It is time for the Indian Railways to tear up old tracks
The derailment of 13 coaches of the Patna-bound Vasco Da Gama Express near Manikpur railway station, Uttar Pradesh, on November 24 that killed three and injured at least 12 people reinforces one thesis: over a long time, the railway system in India has accumulated a massive infrastructural deficit that is behind most Indian Railways (IR) accidents
The rapid increase in the number of trains and passengers has far outpaced the small strides that IR has been making towards improving and developing infrastructure. As a result, we now have reached a stage where finding a balance between train operations and maintenance of infrastructure — especially those directly related to the running of trains, such as tracks, signalling systems, stations and yards — is becoming increasingly difficult.
The horrific incident of the rushhour stampede at the overbridge at Mumbai’s Elphinstone railway station on September 29 that killed 29 people is a classic case in point. Most stations and associated infrastructure are creaking under the load of far more traffic than they were originally designed to safely and efficiently handle.
Yet, the fact remains that the railways handles almost 23 million passengers and over three million tonnes of freight every day. This is possible only due to the commitment of its employees and the sturdiness of its operational processes. IR can, however, do far better if it is not hampered by the complexity of its administrative processes and management structures, both of which are proving to be major hurdles in consolidation as well as growth.
Regularly bowing to populist demands for introducing new trains without commensurate inputs towards creation and maintenance of infrastructure has led to a scenario where the state of the fixed infrastructure, including tracks, at many places, is cause for serious concern.
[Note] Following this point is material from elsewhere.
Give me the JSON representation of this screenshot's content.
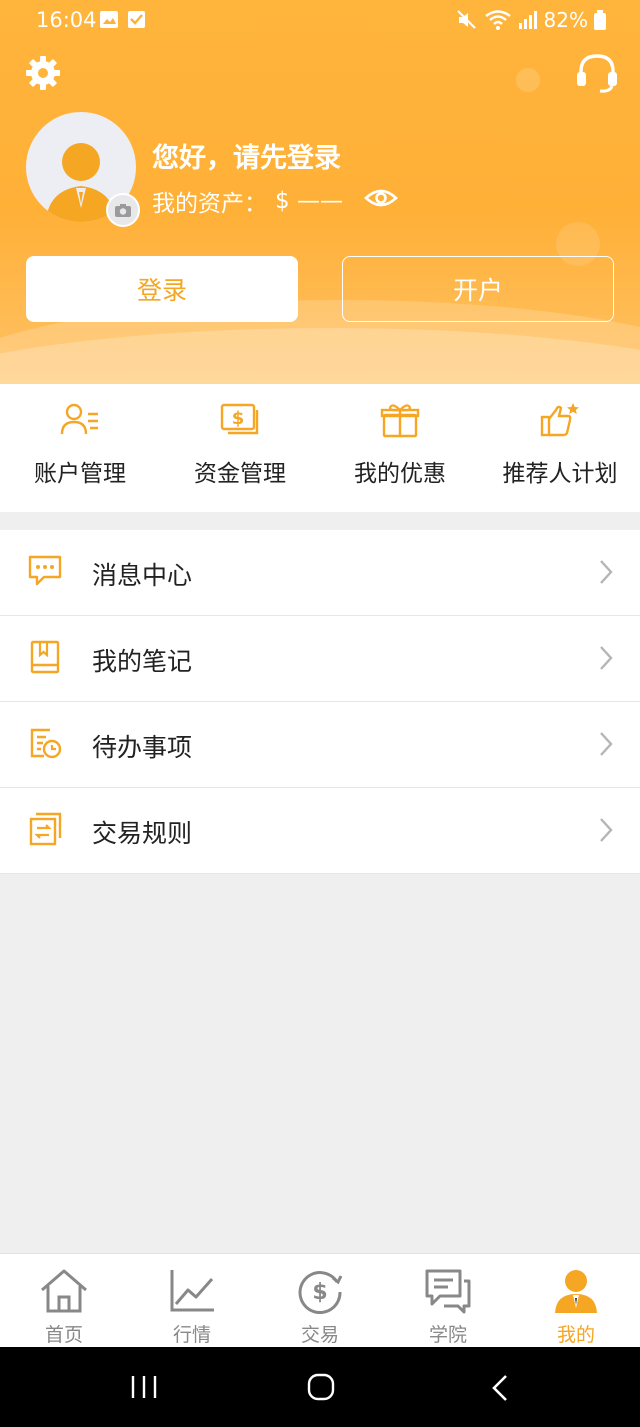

Tracks at many places, especially in yards and stations, are in a caked condition, the result of years of not being deep-screened (cleaned). The condition of the rolling stock also is abysmal with the infrastructure and automation at maintenance units not having kept pace with the rapid increase in workload. A stage has now arrived when the accumulation of such conditions can’t be merely wished away.
Directed corrective action is needed and has been initiated. For some time, however, a price may have to be paid by way of delays in train schedules, drastically reduced number of new trains, cancelling some trains, etc. At many places where accidents have taken place due to rail fractures, corrosion at the foot of the rail has been found to have been the cause.
This also leads to the premature destruction of rails and increases the cost of overall maintenance. Tracks in platform areas are especially vulnerable due to accumulation of dirt and muck from water and human faeces from passenger trains.
Ideally, these tracks should be on a washable concrete apron. This, however, hasn’t happened even in the New Delhi Railway Station thanks to divergent opinions of the IR’s departmental silos. In the absence of boundary walls, rampant encroachments and settlements — especially adjoining railway tracks in urban areas — also contribute to this malaise.
At the root of the rot lie the archaic processes and outdated structures of the administrative machinery. Complex rules have dampened efficiency and restricted growth. They have also blurred the distinction between delivery and processes, bringing with it attendant consequences.
IR’s focus on human resources (HR) has been rather dim. Petty corruption has also come to rule the roost, and motivation levels are low. Decisionmaking has also generally been conspicuous by its absence.
That a government institution, the Indian Railways, has to manage corporate-style delivery, operations and structure while remaining within the confines of codes, procedures and general financial rules (GFRs) makes the working much more difficult than any other service organisation. So, in the long run, simplification of processes and greater empowerment will need to be looked at seriously.
The magnitude of the problem is as massive as it is real. Sustained focused efforts supported by political will and bureaucratic commitment over a considerable period to transform the system and bring about organisational reforms is the only way out of the mess. After all, we are talking about neglect accumulated over decades.
Reforms will have to remain the keyword for the railways. Cultural, process and structural reforms shall have to be taken to their logical conclusion. A direction that this monolith has already taken.